Penasaran, Werker dan rekan-rekannya pun mencari tahu faktor-faktor apakah yang menyebabkan terjadinya kondisi tersebut.

Dari studi tersebut diketahui bahwa 20 persen wanita mengalami gangguan mood atau mood yang berubah-ubah selama masa kehamilan dan lebih dari 13 persen mengonsumsi antidepresan ketika hamil. Dari situlah tampaknya ditemukan kaitan antara dampak depresi dan pengobatannya terhadap hilangnya sensitivitas bayi terhadap bahasa selain bahasa ibunya.

Untuk memperoleh kesimpulan itu, peneliti membagi partisipan ke dalam tiga kelompok; 32 bayi yang ibunya mengonsumsi antidepresan selama hamil, 21 bayi yang ibunya mengalami depresi selama hamil tapi tidak minum antidepresan dan 32 bayi yang ibunya tidak mengalami depresi.

Para bayi ini pun diminta menjalani tes yang melibatkan beberapa jenis suara (seperti membedakan huruf 'd' dalam bahasa Inggris versus 'd' dalam bahasa Hindi) dan menonton sejumlah orang berbicara dalam beberapa bahasa tanpa suara.

Lalu peneliti menemukan bahwa depresi dan konsumsi antidepresan tampaknya menyebabkan munculnya perbedaan sensitivitas para bayi ini terhadap beberapa bahasa yang berbeda.

Pasalnya, bayi yang ibunya tidak depresi dapat melakukan performa sesuai yang diharapkan, mereka cenderung berhasil melakukan tes dan dapat membedakan beberapa bahasa ketika berusia 6 bulan dan akhirnya gagal pada usia 10 bulan.

Sebaliknya, bayi yang ibunya terkena depresi (tapi tidak mengonsumsi antidepresan) gagal membedakan sejumlah bahasa pada usia 6 bulan namun berhasil melakukannya ketika mencapai usia 10 bulan. Kemudian bayi yang ibunya mengonsumsi antidepresan terlihat mengalami kegagalan dalam tes pada usia 6 bulan dan 10 bulan.

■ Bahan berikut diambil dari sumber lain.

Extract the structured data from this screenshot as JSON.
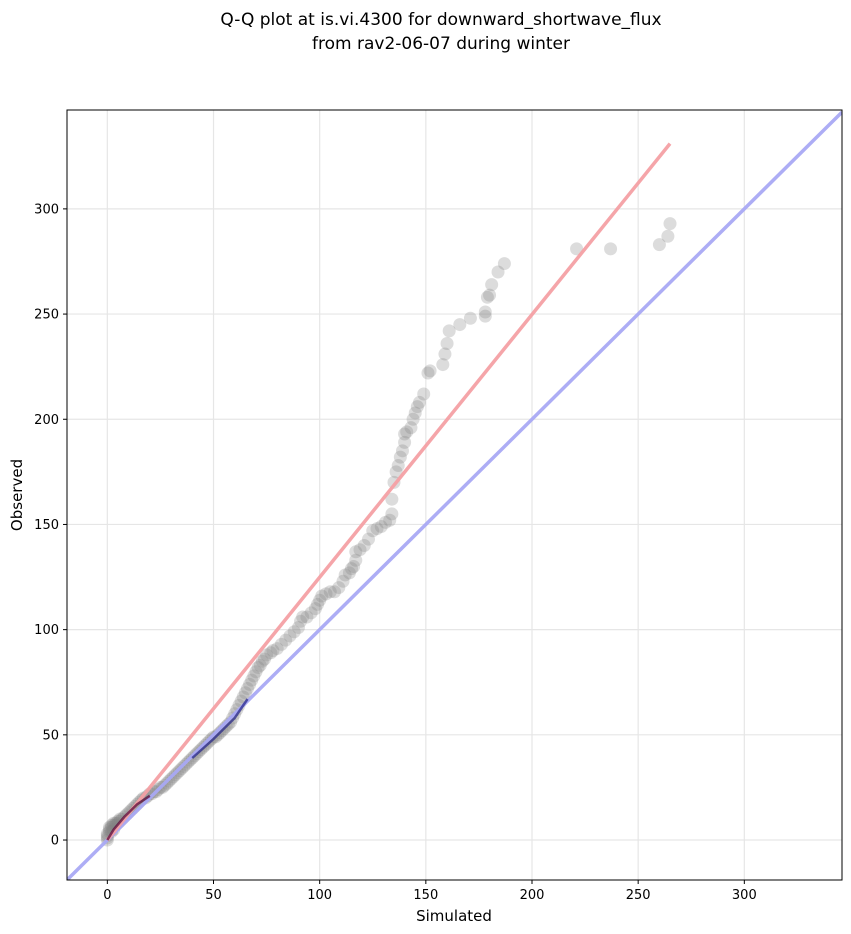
{
  "chart_data": {
    "type": "scatter",
    "title": [
      "Q-Q plot at is.vi.4300 for downward_shortwave_flux",
      "from rav2-06-07 during winter"
    ],
    "xlabel": "Simulated",
    "ylabel": "Observed",
    "xlim": [
      -19,
      346
    ],
    "ylim": [
      -19,
      347
    ],
    "xticks": [
      0,
      50,
      100,
      150,
      200,
      250,
      300
    ],
    "yticks": [
      0,
      50,
      100,
      150,
      200,
      250,
      300
    ],
    "xtick_labels": [
      "0",
      "50",
      "100",
      "150",
      "200",
      "250",
      "300"
    ],
    "ytick_labels": [
      "0",
      "50",
      "100",
      "150",
      "200",
      "250",
      "300"
    ],
    "grid": true,
    "points_color": "#808080",
    "regression_line": {
      "color": "#f4a0a4",
      "from": [
        0,
        0
      ],
      "to": [
        265,
        331
      ]
    },
    "identity_line": {
      "color": "#a9a9f4",
      "from": [
        -19,
        -19
      ],
      "to": [
        346,
        346
      ]
    },
    "highlight_color": "#2a2a8a",
    "points": [
      [
        0,
        0
      ],
      [
        0,
        1
      ],
      [
        0,
        2
      ],
      [
        0,
        3
      ],
      [
        1,
        4
      ],
      [
        1,
        5
      ],
      [
        1,
        6
      ],
      [
        2,
        4
      ],
      [
        2,
        6
      ],
      [
        2,
        7
      ],
      [
        3,
        5
      ],
      [
        3,
        7
      ],
      [
        3,
        8
      ],
      [
        4,
        7
      ],
      [
        4,
        8
      ],
      [
        5,
        8
      ],
      [
        5,
        9
      ],
      [
        6,
        9
      ],
      [
        6,
        10
      ],
      [
        7,
        10
      ],
      [
        8,
        11
      ],
      [
        9,
        12
      ],
      [
        10,
        13
      ],
      [
        11,
        14
      ],
      [
        12,
        15
      ],
      [
        13,
        16
      ],
      [
        14,
        17
      ],
      [
        15,
        18
      ],
      [
        16,
        19
      ],
      [
        17,
        20
      ],
      [
        18,
        20
      ],
      [
        19,
        21
      ],
      [
        20,
        22
      ],
      [
        21,
        22
      ],
      [
        22,
        23
      ],
      [
        23,
        23
      ],
      [
        24,
        24
      ],
      [
        25,
        25
      ],
      [
        26,
        25
      ],
      [
        27,
        26
      ],
      [
        28,
        27
      ],
      [
        29,
        28
      ],
      [
        30,
        29
      ],
      [
        31,
        30
      ],
      [
        32,
        31
      ],
      [
        33,
        32
      ],
      [
        34,
        33
      ],
      [
        35,
        34
      ],
      [
        36,
        35
      ],
      [
        37,
        36
      ],
      [
        38,
        37
      ],
      [
        39,
        38
      ],
      [
        40,
        39
      ],
      [
        41,
        40
      ],
      [
        42,
        41
      ],
      [
        43,
        42
      ],
      [
        44,
        43
      ],
      [
        45,
        44
      ],
      [
        46,
        45
      ],
      [
        47,
        46
      ],
      [
        48,
        47
      ],
      [
        49,
        48
      ],
      [
        50,
        49
      ],
      [
        51,
        49
      ],
      [
        52,
        50
      ],
      [
        53,
        51
      ],
      [
        54,
        52
      ],
      [
        55,
        53
      ],
      [
        56,
        54
      ],
      [
        57,
        55
      ],
      [
        58,
        56
      ],
      [
        59,
        58
      ],
      [
        60,
        60
      ],
      [
        61,
        62
      ],
      [
        62,
        64
      ],
      [
        63,
        66
      ],
      [
        64,
        68
      ],
      [
        65,
        70
      ],
      [
        66,
        72
      ],
      [
        67,
        74
      ],
      [
        68,
        76
      ],
      [
        69,
        78
      ],
      [
        70,
        80
      ],
      [
        71,
        82
      ],
      [
        72,
        83
      ],
      [
        73,
        85
      ],
      [
        74,
        86
      ],
      [
        75,
        88
      ],
      [
        77,
        89
      ],
      [
        78,
        90
      ],
      [
        80,
        91
      ],
      [
        82,
        93
      ],
      [
        84,
        95
      ],
      [
        86,
        97
      ],
      [
        88,
        99
      ],
      [
        90,
        101
      ],
      [
        91,
        104
      ],
      [
        92,
        106
      ],
      [
        94,
        106
      ],
      [
        96,
        108
      ],
      [
        98,
        110
      ],
      [
        99,
        112
      ],
      [
        100,
        114
      ],
      [
        101,
        116
      ],
      [
        103,
        117
      ],
      [
        105,
        118
      ],
      [
        107,
        118
      ],
      [
        109,
        120
      ],
      [
        111,
        123
      ],
      [
        112,
        126
      ],
      [
        114,
        127
      ],
      [
        115,
        129
      ],
      [
        116,
        130
      ],
      [
        117,
        133
      ],
      [
        117,
        137
      ],
      [
        119,
        138
      ],
      [
        121,
        140
      ],
      [
        123,
        143
      ],
      [
        125,
        147
      ],
      [
        127,
        148
      ],
      [
        129,
        149
      ],
      [
        131,
        151
      ],
      [
        133,
        152
      ],
      [
        134,
        155
      ],
      [
        134,
        162
      ],
      [
        135,
        170
      ],
      [
        136,
        175
      ],
      [
        137,
        178
      ],
      [
        138,
        182
      ],
      [
        139,
        185
      ],
      [
        140,
        189
      ],
      [
        140,
        193
      ],
      [
        141,
        194
      ],
      [
        143,
        196
      ],
      [
        144,
        200
      ],
      [
        145,
        203
      ],
      [
        146,
        206
      ],
      [
        147,
        208
      ],
      [
        149,
        212
      ],
      [
        151,
        222
      ],
      [
        152,
        223
      ],
      [
        158,
        226
      ],
      [
        159,
        231
      ],
      [
        160,
        236
      ],
      [
        161,
        242
      ],
      [
        166,
        245
      ],
      [
        171,
        248
      ],
      [
        178,
        249
      ],
      [
        178,
        251
      ],
      [
        179,
        258
      ],
      [
        180,
        259
      ],
      [
        181,
        264
      ],
      [
        184,
        270
      ],
      [
        187,
        274
      ],
      [
        221,
        281
      ],
      [
        237,
        281
      ],
      [
        260,
        283
      ],
      [
        264,
        287
      ],
      [
        265,
        293
      ]
    ],
    "highlight_segments": [
      {
        "color": "#5a0a3a",
        "points": [
          [
            0,
            0
          ],
          [
            3,
            5
          ],
          [
            8,
            11
          ],
          [
            14,
            17
          ],
          [
            20,
            21
          ]
        ]
      },
      {
        "color": "#2a2a8a",
        "points": [
          [
            40,
            39
          ],
          [
            50,
            48
          ],
          [
            60,
            58
          ],
          [
            66,
            67
          ]
        ]
      }
    ]
  }
}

Namun peneliti mengaku tak yakin dengan alasan di balik kondisi ini, mereka juga tak tahu apakah kondisi ini berarti baik atau buruk bagi si bayi. Peneliti hanya menduga keterlambatan munculnya sensitivitas bahasa pada bayi yang ibunya depresi tapi tidak minum antidepresan dikarenakan si bayi tidak banyak terlibat dalam perbincangan karena ibunya tertekan selama hamil.

Dugaan lain, hal ini ada kaitannya dengan senyawa kimia dari dalam otak ibu dan pengaruh konsumsi antidepresan terhadap perkembangan otak si bayi, terutama bagi bayi yang ibunya mengonsumsi obat-obatan ini.

Studi ini telah dipublikasikan dalam jurnal Proceedings of the National Academy of Sciences.